Unlike other areas of the market, many crime readers are self-confessed ‘crime-fiction fans’ and as such will know what to expect from the genre. There is consequently a fine line to tread between satisfying the expectation people bring to their reading experience and having iterations of the same books over and over again. In this regard, I think character is key. Elements of crime novels may share similarities to other novels but a strong central character (or characters) offers the best opportunity to do something different, original and intriguing.
There’s also an interesting trend towards genre-boundary-pushing novels: crime novels that have a hint of the supernatural, of fantasy or of horror. It can sometimes be challenging to get these books to readers, as the messaging can be more complicated when it comes to title, cover and copy (the simplified message we send to the prospective reader), but it’s a fascinating evolution of the genre.

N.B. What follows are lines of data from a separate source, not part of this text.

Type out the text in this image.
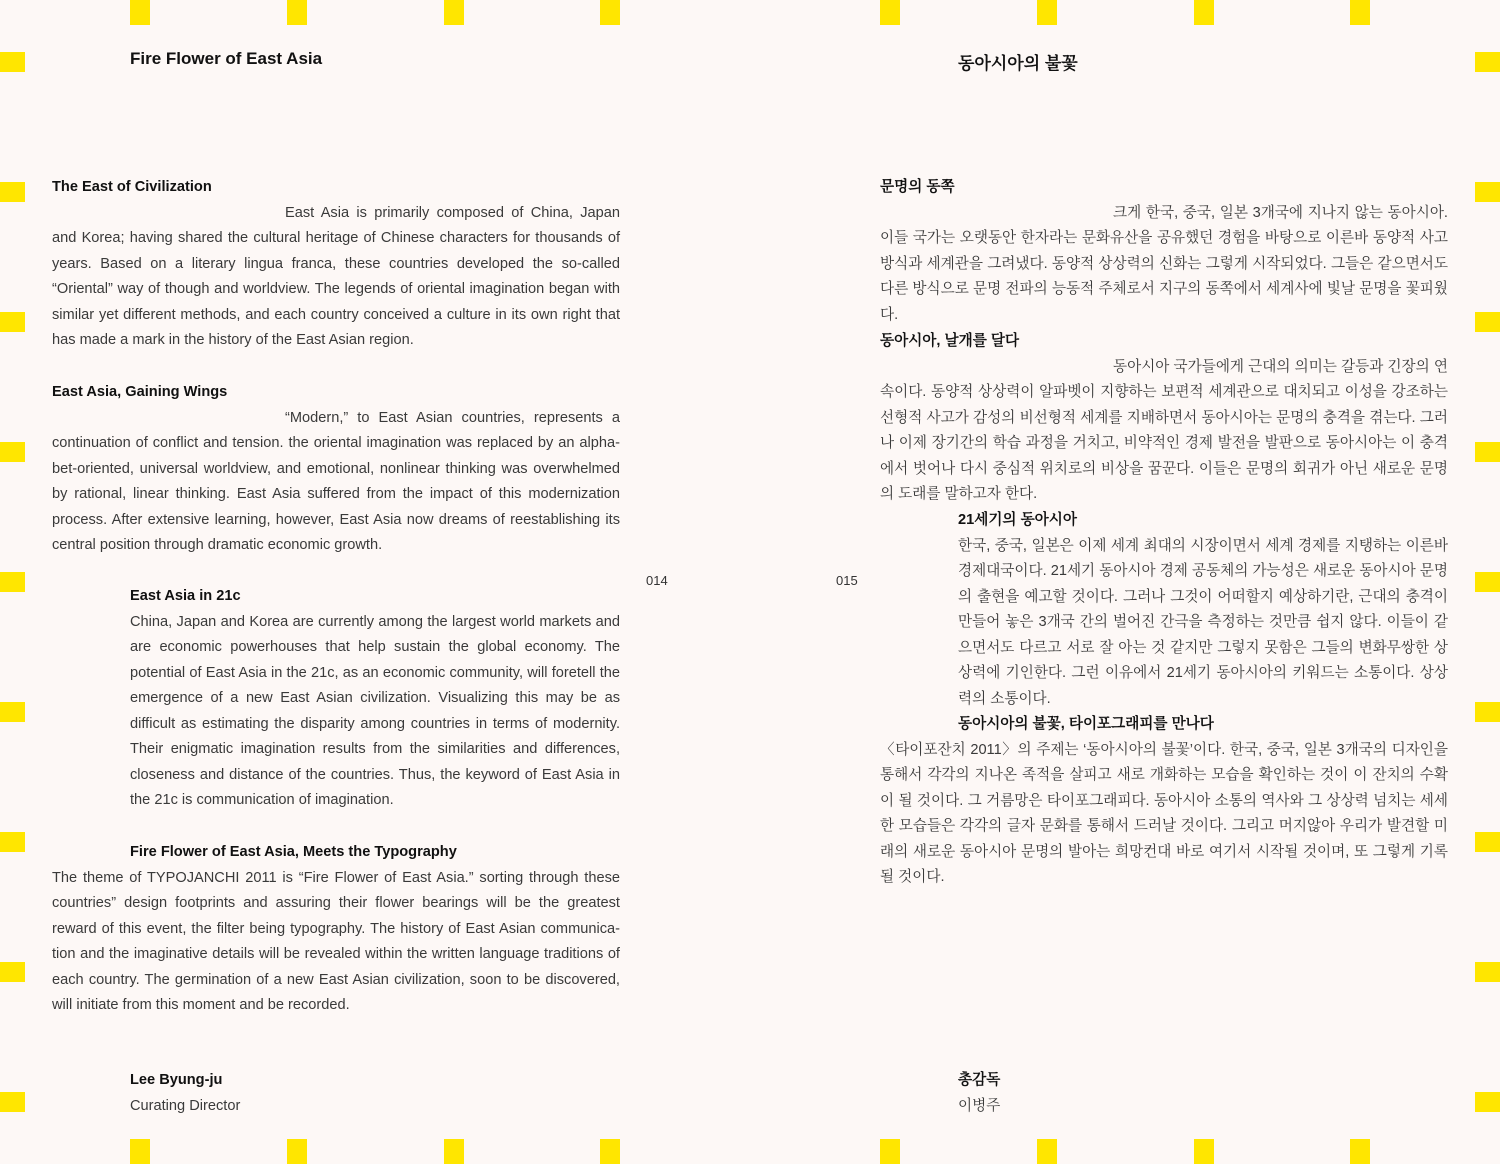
Fire Flower of East Asia
014
The East of Civilization

East Asia is primarily composed of China, Japan and Korea; having shared the cultural heritage of Chinese characters for thousands of years. Based on a literary lingua franca, these countries developed the so-called “Oriental” way of though and worldview. The legends of oriental imagination began with similar yet different methods, and each country conceived a culture in its own right that has made a mark in the history of the East Asian region.

East Asia, Gaining Wings

“Modern,” to East Asian countries, represents a continuation of conflict and tension. the oriental imagination was replaced by an alpha-bet-oriented, universal worldview, and emotional, nonlinear thinking was overwhelmed by rational, linear thinking. East Asia suffered from the impact of this modernization process. After extensive learning, however, East Asia now dreams of reestablishing its central position through dramatic economic growth.

East Asia in 21c

China, Japan and Korea are currently among the largest world markets and are economic powerhouses that help sustain the global economy. The potential of East Asia in the 21c, as an economic community, will foretell the emergence of a new East Asian civilization. Visualizing this may be as difficult as estimating the disparity among countries in terms of modernity. Their enigmatic imagination results from the similarities and differences, closeness and distance of the countries. Thus, the keyword of East Asia in the 21c is communication of imagination.

Fire Flower of East Asia, Meets the Typography

The theme of TYPOJANCHI 2011 is “Fire Flower of East Asia.” sorting through these countries” design footprints and assuring their flower bearings will be the greatest reward of this event, the filter being typography. The history of East Asian communica-tion and the imaginative details will be revealed within the written language traditions of each country. The germination of a new East Asian civilization, soon to be discovered, will initiate from this moment and be recorded.

Lee Byung-ju

Curating Director

동아시아의 불꽃
015
문명의 동쪽

크게 한국, 중국, 일본 3개국에 지나지 않는 동아시아. 이들 국가는 오랫동안 한자라는 문화유산을 공유했던 경험을 바탕으로 이른바 동양적 사고방식과 세계관을 그려냈다. 동양적 상상력의 신화는 그렇게 시작되었다. 그들은 같으면서도 다른 방식으로 문명 전파의 능동적 주체로서 지구의 동쪽에서 세계사에 빛날 문명을 꽃피웠다.

동아시아, 날개를 달다

동아시아 국가들에게 근대의 의미는 갈등과 긴장의 연속이다. 동양적 상상력이 알파벳이 지향하는 보편적 세계관으로 대치되고 이성을 강조하는 선형적 사고가 감성의 비선형적 세계를 지배하면서 동아시아는 문명의 충격을 겪는다. 그러나 이제 장기간의 학습 과정을 거치고, 비약적인 경제 발전을 발판으로 동아시아는 이 충격에서 벗어나 다시 중심적 위치로의 비상을 꿈꾼다. 이들은 문명의 회귀가 아닌 새로운 문명의 도래를 말하고자 한다.

21세기의 동아시아

한국, 중국, 일본은 이제 세계 최대의 시장이면서 세계 경제를 지탱하는 이른바 경제대국이다. 21세기 동아시아 경제 공동체의 가능성은 새로운 동아시아 문명의 출현을 예고할 것이다. 그러나 그것이 어떠할지 예상하기란, 근대의 충격이 만들어 놓은 3개국 간의 벌어진 간극을 측정하는 것만큼 쉽지 않다. 이들이 같으면서도 다르고 서로 잘 아는 것 같지만 그렇지 못함은 그들의 변화무쌍한 상상력에 기인한다. 그런 이유에서 21세기 동아시아의 키워드는 소통이다. 상상력의 소통이다.

동아시아의 불꽃, 타이포그래피를 만나다

〈타이포잔치 2011〉의 주제는 ‘동아시아의 불꽃’이다. 한국, 중국, 일본 3개국의 디자인을 통해서 각각의 지나온 족적을 살피고 새로 개화하는 모습을 확인하는 것이 이 잔치의 수확이 될 것이다. 그 거름망은 타이포그래피다. 동아시아 소통의 역사와 그 상상력 넘치는 세세한 모습들은 각각의 글자 문화를 통해서 드러날 것이다. 그리고 머지않아 우리가 발견할 미래의 새로운 동아시아 문명의 발아는 희망컨대 바로 여기서 시작될 것이며, 또 그렇게 기록될 것이다.

총감독

이병주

I would advocate caution, though. It’s clear to everyone – agent, editor, retailer, reader – when an author has compromised the integrity of their writing and is consciously writing to market. Write what you want to, not what you think others will want to read.
Which clichés would you advise a crime writer to avoid?
As above, it’s sometimes difficult to differentiate between a cliché and a trope that readers love to see in crime novels. Personally, I count as a cliché anything which feels lazy, particularly character devices that feel like shortcuts. For example, drinking. There are countless alcoholic central characters and it’s often used as a way of communicating a damaged and conflicted soul. If their alcoholism is serving a purpose, fine. If it’s a way of telling the reader something about them without having to think of other, more complex ways to do so then I’d rather see those explored.
What advice would you give to a novice writer starting in the genre of crime fiction?
1. Read – You can’t be a writer unless you’re a reader
2. Immerse yourself in the genre – Read widely in the crime genre; know your competition, know your market.
3. Get involved – The crime community offers a huge wealth of opportunities to do so, whether attending festivals or events, or engaging online with the rest of the community.
4. Plot –Think carefully about your plotting throughout. Exposition is key.
5. Be patient – The process can take a long, long time: to write, to get an agent, to get a book deal and, hopefully, to sell well. Be patient, take advice, be kind and keep the faith.